Ayer subí a la terraza y me pareció extraño ver tantas plumas desparramadas por el piso. Sin terminar de entender, observe con horror el diminuto cuerpo descuartizado. Y al lado, elegante como siempre, a ella relamiéndose con satisfacción.
Sentí un escalofrío y varias arcadas al tener que envolver al infeliz plumífero en una bolsa de residuos. Mientras sacaba la bolsa a la calle, pude sentir a mis espaldas su mirada soberbia y arrogante, siguiendo todos mis movimientos.
Empecé a desconfiar de su salvaje instinto. Tenía a una fiera asesina durmiendo conmigo bajo el mismo techo. Y lo admito con verguenza, sentí temor.
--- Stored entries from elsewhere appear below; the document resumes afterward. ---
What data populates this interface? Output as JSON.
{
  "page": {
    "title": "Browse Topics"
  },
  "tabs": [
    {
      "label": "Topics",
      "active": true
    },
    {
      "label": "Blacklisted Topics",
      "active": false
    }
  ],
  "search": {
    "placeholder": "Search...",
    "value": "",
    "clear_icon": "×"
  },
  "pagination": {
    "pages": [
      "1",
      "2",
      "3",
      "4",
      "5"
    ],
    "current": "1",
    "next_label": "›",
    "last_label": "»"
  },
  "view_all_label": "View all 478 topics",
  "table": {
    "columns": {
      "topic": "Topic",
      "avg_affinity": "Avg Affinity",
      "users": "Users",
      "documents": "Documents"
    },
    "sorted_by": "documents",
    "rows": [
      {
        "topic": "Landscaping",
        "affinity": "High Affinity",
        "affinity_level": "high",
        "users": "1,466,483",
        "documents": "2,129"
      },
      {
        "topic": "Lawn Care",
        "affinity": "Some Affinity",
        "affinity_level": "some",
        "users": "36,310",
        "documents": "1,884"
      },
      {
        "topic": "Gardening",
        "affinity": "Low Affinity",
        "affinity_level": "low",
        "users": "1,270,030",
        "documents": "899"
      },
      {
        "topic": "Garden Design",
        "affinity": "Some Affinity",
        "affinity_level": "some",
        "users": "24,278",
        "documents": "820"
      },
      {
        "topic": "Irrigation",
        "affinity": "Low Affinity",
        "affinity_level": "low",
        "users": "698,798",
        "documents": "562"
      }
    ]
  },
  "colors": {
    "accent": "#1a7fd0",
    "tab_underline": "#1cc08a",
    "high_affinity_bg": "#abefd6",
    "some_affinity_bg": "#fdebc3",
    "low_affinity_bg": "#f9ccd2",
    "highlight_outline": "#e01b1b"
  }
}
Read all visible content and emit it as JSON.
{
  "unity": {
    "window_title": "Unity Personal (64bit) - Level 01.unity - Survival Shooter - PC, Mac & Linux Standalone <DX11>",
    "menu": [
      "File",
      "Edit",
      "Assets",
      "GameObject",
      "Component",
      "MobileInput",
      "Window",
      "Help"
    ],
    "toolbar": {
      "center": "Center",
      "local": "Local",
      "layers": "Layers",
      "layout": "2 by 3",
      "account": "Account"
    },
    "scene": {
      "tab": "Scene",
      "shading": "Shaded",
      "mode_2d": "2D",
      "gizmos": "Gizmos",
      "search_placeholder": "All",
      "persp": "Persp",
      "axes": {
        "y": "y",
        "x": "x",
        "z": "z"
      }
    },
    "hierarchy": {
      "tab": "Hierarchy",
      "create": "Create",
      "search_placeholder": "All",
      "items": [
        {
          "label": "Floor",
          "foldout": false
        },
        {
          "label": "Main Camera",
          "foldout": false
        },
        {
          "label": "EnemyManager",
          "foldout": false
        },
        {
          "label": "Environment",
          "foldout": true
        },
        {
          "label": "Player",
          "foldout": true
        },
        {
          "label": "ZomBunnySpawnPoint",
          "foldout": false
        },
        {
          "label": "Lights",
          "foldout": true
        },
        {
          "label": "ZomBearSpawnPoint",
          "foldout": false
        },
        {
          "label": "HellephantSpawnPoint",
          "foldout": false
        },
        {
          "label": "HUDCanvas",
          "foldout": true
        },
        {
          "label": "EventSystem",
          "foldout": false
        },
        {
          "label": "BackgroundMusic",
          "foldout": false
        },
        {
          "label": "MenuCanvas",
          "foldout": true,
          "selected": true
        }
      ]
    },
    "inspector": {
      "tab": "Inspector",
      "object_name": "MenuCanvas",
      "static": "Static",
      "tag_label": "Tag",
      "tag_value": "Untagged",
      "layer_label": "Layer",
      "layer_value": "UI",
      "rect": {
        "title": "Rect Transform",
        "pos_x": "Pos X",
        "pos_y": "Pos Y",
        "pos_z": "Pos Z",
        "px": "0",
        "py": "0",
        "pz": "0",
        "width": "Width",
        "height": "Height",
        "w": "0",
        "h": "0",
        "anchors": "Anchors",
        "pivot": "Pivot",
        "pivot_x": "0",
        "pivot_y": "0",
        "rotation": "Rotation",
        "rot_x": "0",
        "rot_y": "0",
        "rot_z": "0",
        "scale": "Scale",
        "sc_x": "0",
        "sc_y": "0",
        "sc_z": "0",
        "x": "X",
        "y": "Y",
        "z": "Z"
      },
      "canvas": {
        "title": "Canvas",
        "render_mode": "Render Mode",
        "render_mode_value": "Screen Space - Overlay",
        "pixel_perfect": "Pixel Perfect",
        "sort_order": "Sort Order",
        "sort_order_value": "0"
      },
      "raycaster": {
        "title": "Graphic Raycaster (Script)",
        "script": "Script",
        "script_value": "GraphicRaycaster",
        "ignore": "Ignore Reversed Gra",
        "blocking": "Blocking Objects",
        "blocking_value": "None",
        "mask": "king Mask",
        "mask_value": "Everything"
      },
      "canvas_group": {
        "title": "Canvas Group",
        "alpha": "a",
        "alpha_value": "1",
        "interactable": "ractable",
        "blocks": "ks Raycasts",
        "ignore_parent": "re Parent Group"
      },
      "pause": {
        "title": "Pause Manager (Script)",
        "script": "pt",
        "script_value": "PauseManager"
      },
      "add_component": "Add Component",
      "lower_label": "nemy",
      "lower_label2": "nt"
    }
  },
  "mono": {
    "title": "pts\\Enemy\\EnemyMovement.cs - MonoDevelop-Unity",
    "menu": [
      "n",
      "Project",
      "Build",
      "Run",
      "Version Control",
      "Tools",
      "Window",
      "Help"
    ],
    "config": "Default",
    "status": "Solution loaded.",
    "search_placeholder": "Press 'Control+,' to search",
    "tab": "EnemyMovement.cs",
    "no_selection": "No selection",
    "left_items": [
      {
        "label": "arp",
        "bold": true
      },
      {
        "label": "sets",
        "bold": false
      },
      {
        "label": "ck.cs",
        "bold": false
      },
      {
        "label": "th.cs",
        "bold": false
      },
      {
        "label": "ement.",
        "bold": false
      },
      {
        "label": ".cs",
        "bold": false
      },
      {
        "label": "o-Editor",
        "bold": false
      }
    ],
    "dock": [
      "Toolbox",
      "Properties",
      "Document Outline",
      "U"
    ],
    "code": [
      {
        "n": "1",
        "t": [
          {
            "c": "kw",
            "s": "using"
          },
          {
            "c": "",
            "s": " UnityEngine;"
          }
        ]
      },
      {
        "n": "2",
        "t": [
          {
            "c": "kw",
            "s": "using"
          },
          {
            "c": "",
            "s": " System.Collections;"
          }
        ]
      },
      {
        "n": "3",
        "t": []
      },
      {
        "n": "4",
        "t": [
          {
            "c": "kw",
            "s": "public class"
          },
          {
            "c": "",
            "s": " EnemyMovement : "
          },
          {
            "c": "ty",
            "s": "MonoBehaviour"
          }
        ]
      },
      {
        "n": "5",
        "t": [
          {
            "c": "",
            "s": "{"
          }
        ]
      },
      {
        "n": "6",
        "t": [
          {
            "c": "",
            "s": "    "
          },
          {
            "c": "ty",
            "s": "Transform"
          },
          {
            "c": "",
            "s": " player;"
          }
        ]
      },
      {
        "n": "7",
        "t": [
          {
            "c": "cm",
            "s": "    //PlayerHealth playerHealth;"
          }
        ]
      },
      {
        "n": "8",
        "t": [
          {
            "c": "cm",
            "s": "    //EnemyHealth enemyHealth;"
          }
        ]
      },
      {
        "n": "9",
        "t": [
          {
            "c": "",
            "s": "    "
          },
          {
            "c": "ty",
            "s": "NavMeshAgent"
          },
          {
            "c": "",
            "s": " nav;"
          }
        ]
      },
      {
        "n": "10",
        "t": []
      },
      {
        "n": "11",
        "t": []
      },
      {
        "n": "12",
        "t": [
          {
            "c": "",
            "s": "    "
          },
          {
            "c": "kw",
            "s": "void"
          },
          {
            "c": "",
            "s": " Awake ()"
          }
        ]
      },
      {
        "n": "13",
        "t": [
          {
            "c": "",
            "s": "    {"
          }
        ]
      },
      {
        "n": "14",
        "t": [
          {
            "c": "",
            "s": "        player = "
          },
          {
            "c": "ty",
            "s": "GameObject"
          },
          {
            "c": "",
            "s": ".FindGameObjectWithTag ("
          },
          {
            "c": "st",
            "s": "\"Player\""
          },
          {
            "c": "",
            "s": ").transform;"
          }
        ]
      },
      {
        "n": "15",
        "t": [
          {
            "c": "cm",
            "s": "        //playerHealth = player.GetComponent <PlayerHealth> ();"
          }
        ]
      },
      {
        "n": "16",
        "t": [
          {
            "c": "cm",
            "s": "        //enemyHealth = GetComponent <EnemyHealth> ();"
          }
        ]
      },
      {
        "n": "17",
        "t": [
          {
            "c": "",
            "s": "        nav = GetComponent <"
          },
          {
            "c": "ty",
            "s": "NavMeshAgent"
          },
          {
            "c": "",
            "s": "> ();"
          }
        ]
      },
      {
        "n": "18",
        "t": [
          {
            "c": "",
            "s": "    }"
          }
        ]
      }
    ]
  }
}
Traté de olvidarme del asunto, y unas horas después abrí la heladera en busca de mi cena. Miré el pollo al horno reposando en la bandeja. Dorado. Crujiente. Muerto. Y entendí todo.
Entendí lo estúpido que fui en juzgarla y en horrorizarme. Estúpido e hipócrita. Porque no había diferencias entre nosotros. Los dos matamos para comer. Sólo que yo, vulgar ciudadano civilizado, jamás lo haría con mis propias manos, sino que prefiero pagarle a otro para que lo haga por mi. Cobarde trueque pseudo mafioso. En cambio ella, solita con su hambre y dueña de su instinto, se abastece únicamente gracias a su virtud cazadora. No espera, no paga, no duda. Solo actúa.
Comí el pollo y le ofrecí un pequeño pedazo. Lo rechazó rotundamente.